Herr Kollege Öllinger hat eingewendet, man müsse die Kosten für die Psychotherapie wesentlich höher ansetzen. – Ich darf dir, Kollege Öllinger, empfehlen, die Stellungnahme des Psychotherapeutenverbandes zu lesen. Auch der Psychotherapeutenverband hält die Regelung, wie wir sie vorschlagen und wie wir sie heute beschließen werden, für völlig ausreichend. Und wer ist ein unverdächtigerer Zeuge als der Psychotherapeutenverband? Also, lieber Kollege Öllinger, dein Antrag, den du wieder einbringen wirst, ist sicher gutgemeint, aber er ist gegenstandslos, er erübrigt sich. Wir treffen Vorsorge!

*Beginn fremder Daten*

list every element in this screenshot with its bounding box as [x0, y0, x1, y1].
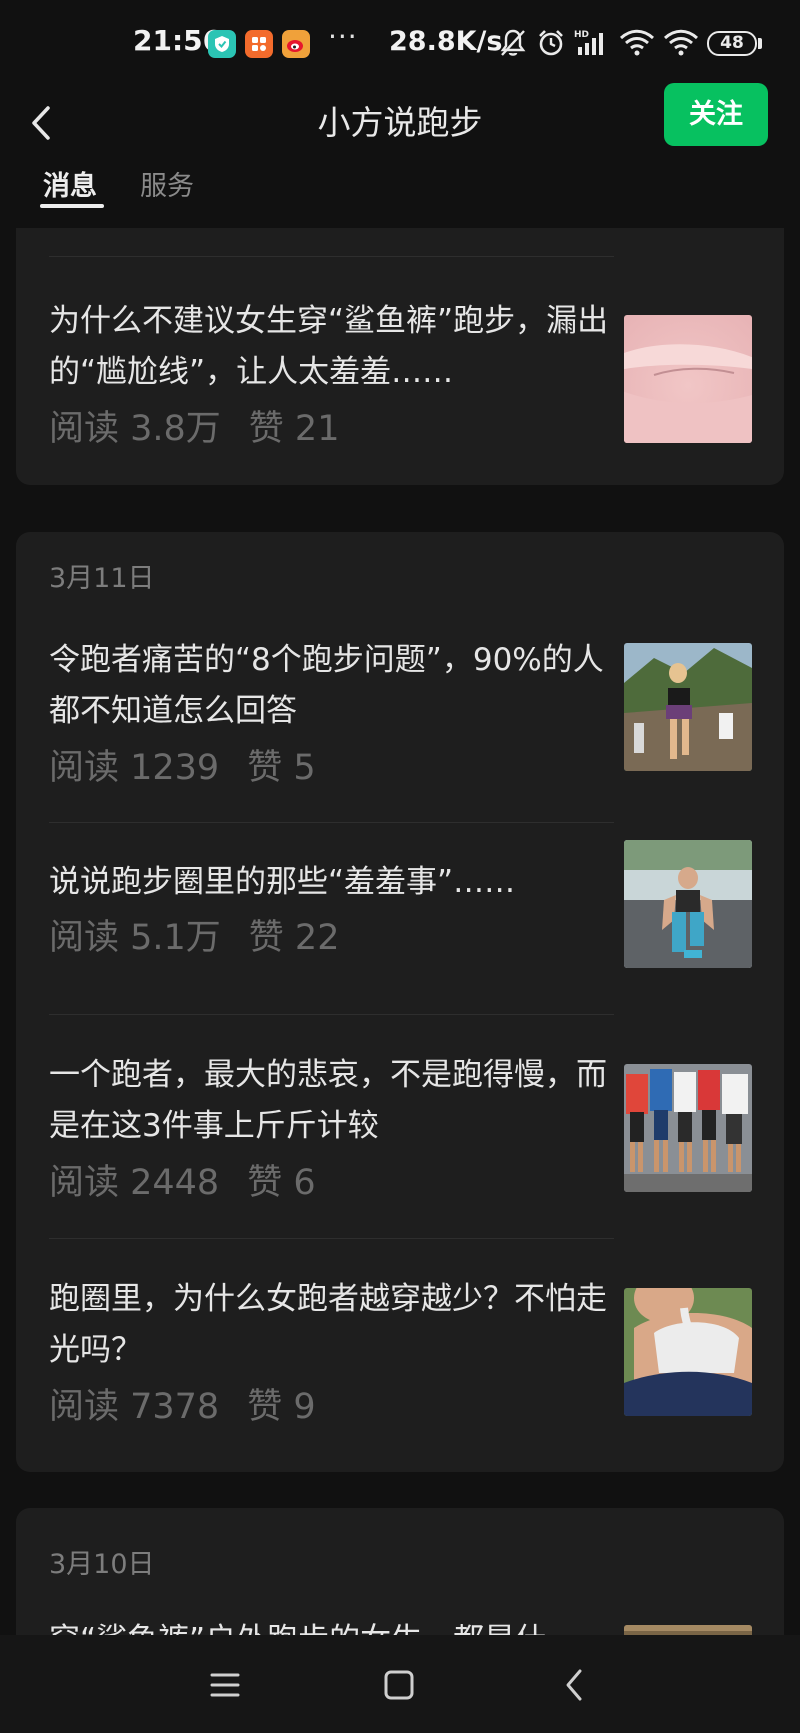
- stretching-woman-photo[interactable]: [624, 840, 752, 968]
- article-item[interactable]: 为什么不建议女生穿“鲨鱼裤”跑步，漏出的“尴尬线”，让人太羞羞…… 阅读 3.8…: [16, 296, 784, 449]
- article-title: 令跑者痛苦的“8个跑步问题”，90%的人都不知道怎么回答: [49, 642, 604, 729]
- menu-icon: [210, 1673, 240, 1697]
- battery-tip: [758, 38, 762, 49]
- like-count: 赞 22: [248, 918, 340, 958]
- pink-lips-photo[interactable]: [624, 315, 752, 443]
- article-item[interactable]: 令跑者痛苦的“8个跑步问题”，90%的人都不知道怎么回答 阅读 1239 赞 5: [16, 635, 784, 788]
- article-title: 跑圈里，为什么女跑者越穿越少？不怕走光吗？: [49, 1281, 607, 1368]
- more-notifications: ···: [328, 20, 358, 53]
- status-bar: 21:56 ··· 28.8K/s HD 48: [0, 0, 800, 86]
- message-card: 3月10日 穿“鲨鱼裤”户外跑步的女生，都是什: [16, 1508, 784, 1635]
- divider: [49, 1238, 614, 1239]
- divider: [49, 822, 614, 823]
- article-stats: 阅读 7378 赞 9: [49, 1378, 316, 1429]
- read-count: 阅读 1239: [49, 748, 220, 788]
- active-tab-indicator: [40, 204, 104, 208]
- article-stats: 阅读 3.8万赞 21: [49, 400, 339, 451]
- tab-messages[interactable]: 消息: [43, 164, 97, 203]
- divider: [49, 1014, 614, 1015]
- article-item[interactable]: 说说跑步圈里的那些“羞羞事”…… 阅读 5.1万赞 22: [16, 840, 784, 987]
- like-count: 赞 5: [247, 748, 316, 788]
- article-item[interactable]: 穿“鲨鱼裤”户外跑步的女生，都是什: [16, 1615, 784, 1635]
- wifi-icon: [619, 28, 655, 62]
- like-count: 赞 21: [248, 409, 340, 449]
- message-card: 3月11日 令跑者痛苦的“8个跑步问题”，90%的人都不知道怎么回答 阅读 12…: [16, 532, 784, 1472]
- alarm-icon: [536, 28, 566, 62]
- grid-app-icon: [245, 30, 273, 58]
- divider: [49, 256, 614, 257]
- home-button[interactable]: [377, 1663, 421, 1707]
- article-stats: 阅读 5.1万赞 22: [49, 909, 339, 960]
- group-date: 3月10日: [49, 1549, 155, 1580]
- read-count: 阅读 2448: [49, 1163, 220, 1203]
- article-title: 说说跑步圈里的那些“羞羞事”……: [49, 864, 516, 900]
- read-count: 阅读 3.8万: [49, 409, 221, 449]
- article-title: 穿“鲨鱼裤”户外跑步的女生，都是什: [49, 1615, 619, 1635]
- message-list[interactable]: 为什么不建议女生穿“鲨鱼裤”跑步，漏出的“尴尬线”，让人太羞羞…… 阅读 3.8…: [0, 190, 800, 1635]
- article-title: 一个跑者，最大的悲哀，不是跑得慢，而是在这3件事上斤斤计较: [49, 1057, 607, 1144]
- message-card: 为什么不建议女生穿“鲨鱼裤”跑步，漏出的“尴尬线”，让人太羞羞…… 阅读 3.8…: [16, 190, 784, 485]
- system-nav-bar: [0, 1635, 800, 1733]
- like-count: 赞 9: [247, 1387, 316, 1427]
- partial-photo[interactable]: [624, 1625, 752, 1635]
- menu-button[interactable]: [203, 1663, 247, 1707]
- weibo-app-icon: [282, 30, 310, 58]
- battery-level: 48: [720, 33, 744, 53]
- wifi-icon-2: [663, 28, 699, 62]
- home-icon: [384, 1670, 414, 1700]
- marathon-crowd-photo[interactable]: [624, 1064, 752, 1192]
- app-header: 小方说跑步 关注 消息 服务: [0, 83, 800, 228]
- mute-bell-icon: [499, 28, 527, 62]
- read-count: 阅读 7378: [49, 1387, 220, 1427]
- article-title: 为什么不建议女生穿“鲨鱼裤”跑步，漏出的“尴尬线”，让人太羞羞……: [49, 303, 609, 390]
- back-icon: [566, 1669, 582, 1701]
- tab-services[interactable]: 服务: [140, 164, 194, 203]
- article-item[interactable]: 一个跑者，最大的悲哀，不是跑得慢，而是在这3件事上斤斤计较 阅读 2448 赞 6: [16, 1050, 784, 1203]
- article-stats: 阅读 1239 赞 5: [49, 739, 316, 790]
- system-back-button[interactable]: [553, 1663, 597, 1707]
- read-count: 阅读 5.1万: [49, 918, 221, 958]
- network-speed: 28.8K/s: [389, 26, 503, 57]
- tab-fade-overlay: [204, 170, 244, 202]
- like-count: 赞 6: [247, 1163, 316, 1203]
- hd-signal-icon: HD: [574, 28, 610, 62]
- follow-button[interactable]: 关注: [664, 83, 768, 146]
- svg-text:HD: HD: [574, 30, 589, 40]
- group-date: 3月11日: [49, 563, 155, 594]
- article-stats: 阅读 2448 赞 6: [49, 1154, 316, 1205]
- trail-runner-photo[interactable]: [624, 643, 752, 771]
- battery-icon: 48: [707, 31, 757, 56]
- shield-app-icon: [208, 30, 236, 58]
- article-item[interactable]: 跑圈里，为什么女跑者越穿越少？不怕走光吗？ 阅读 7378 赞 9: [16, 1274, 784, 1427]
- sports-bra-photo[interactable]: [624, 1288, 752, 1416]
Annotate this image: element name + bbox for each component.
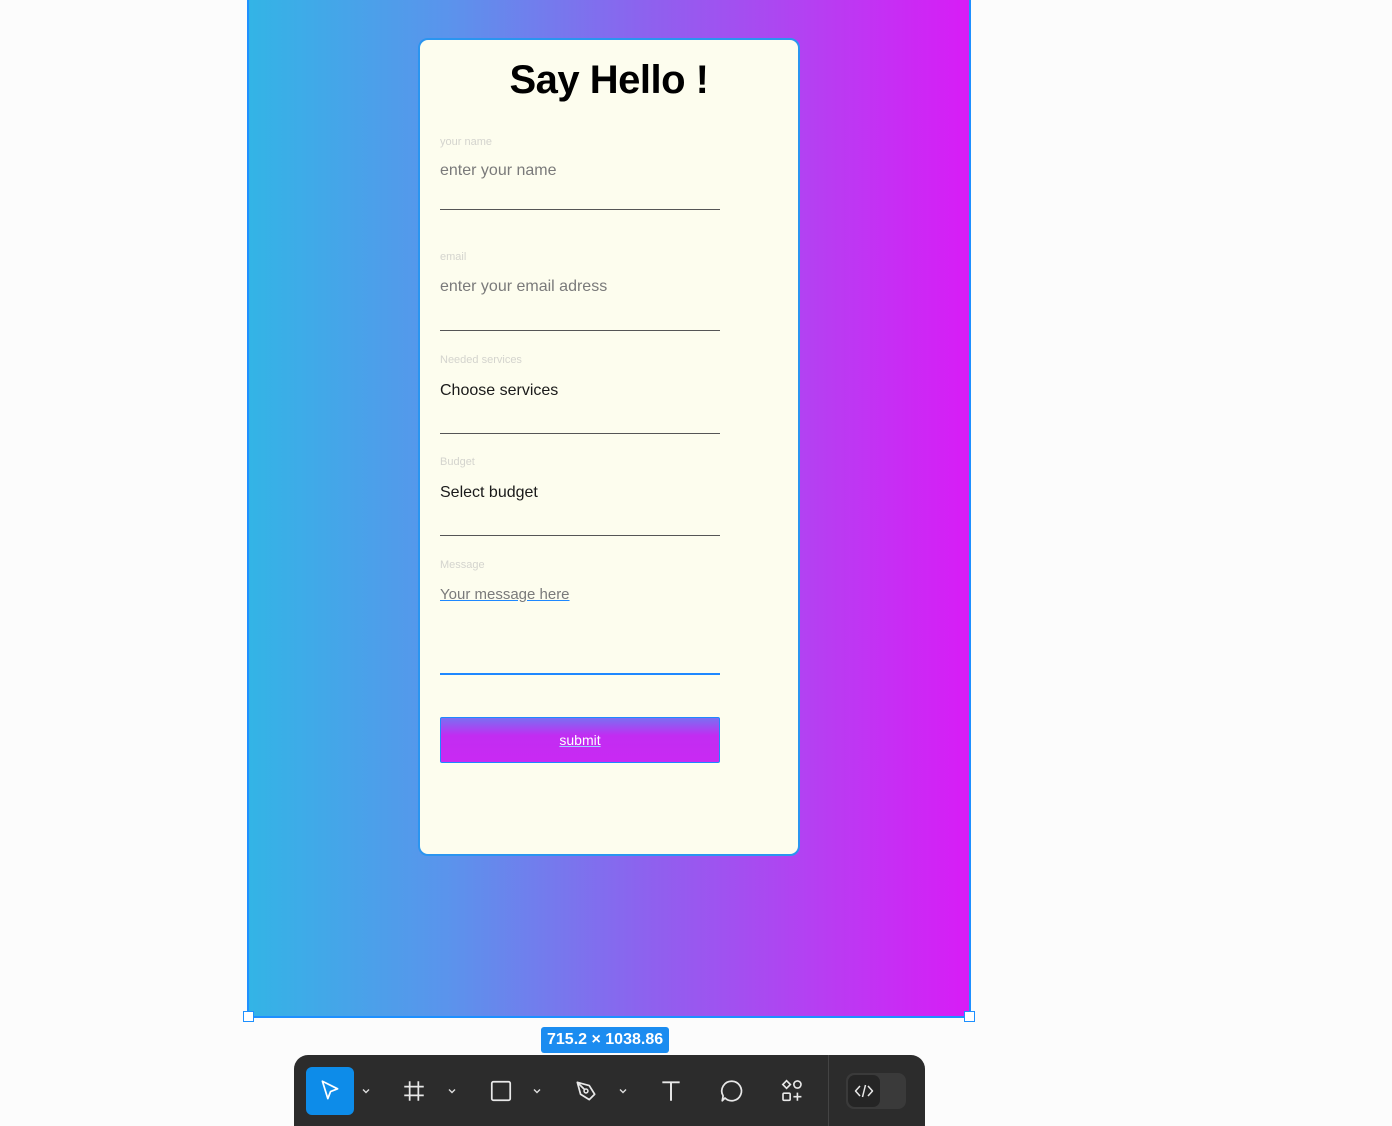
services-field-underline bbox=[440, 433, 720, 434]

Ich darf schon zum Schluß kommen: Rund 300 Verbrechensopfer werden von dieser Gesetzesnovelle profitieren. Und, was ganz besonders wichtig ist: Es wird möglich sein, auch rückwirkend derartige Ansprüche zu stellen. Also summa summarum ein gutes Gesetz, ein guter Tag – zumindest, wenn es darum geht, Opfer von Verbrechen materiell besserzustellen als bisher. (Beifall bei der SPÖ.)

12.01

Präsident Dr. Heinrich Neisser: Zu Wort gelangt Herr Abgeordneter Dr. Kier. – Bitte.

12.01

Abgeordneter Dr. Volker Kier (Liberales Forum): Herr Präsident! Frau Bundesministerin! Hohes Haus! 300 Betroffene gebe es, hat Kollege Guggenberger am Schluß seiner Rede gesagt. Diese Zahl ist eine Schätzung. Ich würde sagen: Auch wenn es 400 wären, hätten Sie wahrscheinlich nicht anders argumentiert. Es geht hier nicht um die Zahl (Abg. Mag. Guggenberger: Aber um die Größenordnung!), sondern um etwas Grundsätzlicheres.

Die liberale Fraktion wird dieser Vorlage zustimmen, aber es schmerzt uns trotzdem vieles. Wir stimmen zu, weil sie ein Schritt in die richtige Richtung ist, was den Verbrechensopferschutz anlangt. Aber es schmerzt uns, wie gesagt, einiges, und ich möchte dies hier nur skizzenhaft beleuchten.

Wenn jemand im Zusammenhang mit einem Verbrechen körperlich verletzt wird, dann werden die Folgen durch unser Sozialversicherungssystem grundsätzlich gedeckt. Es gibt möglicherweise einen Regreß, und die Verbrechensopfer sind in dieser Hinsicht geschützt. Kommt es jedoch zur Notwendigkeit psychotherapeutischer Begleitung, Betreuung, Behandlung, tritt dieser Effekt nicht ein, und daher wird jetzt ein Gesetz gemacht, um dem gegenzusteuern.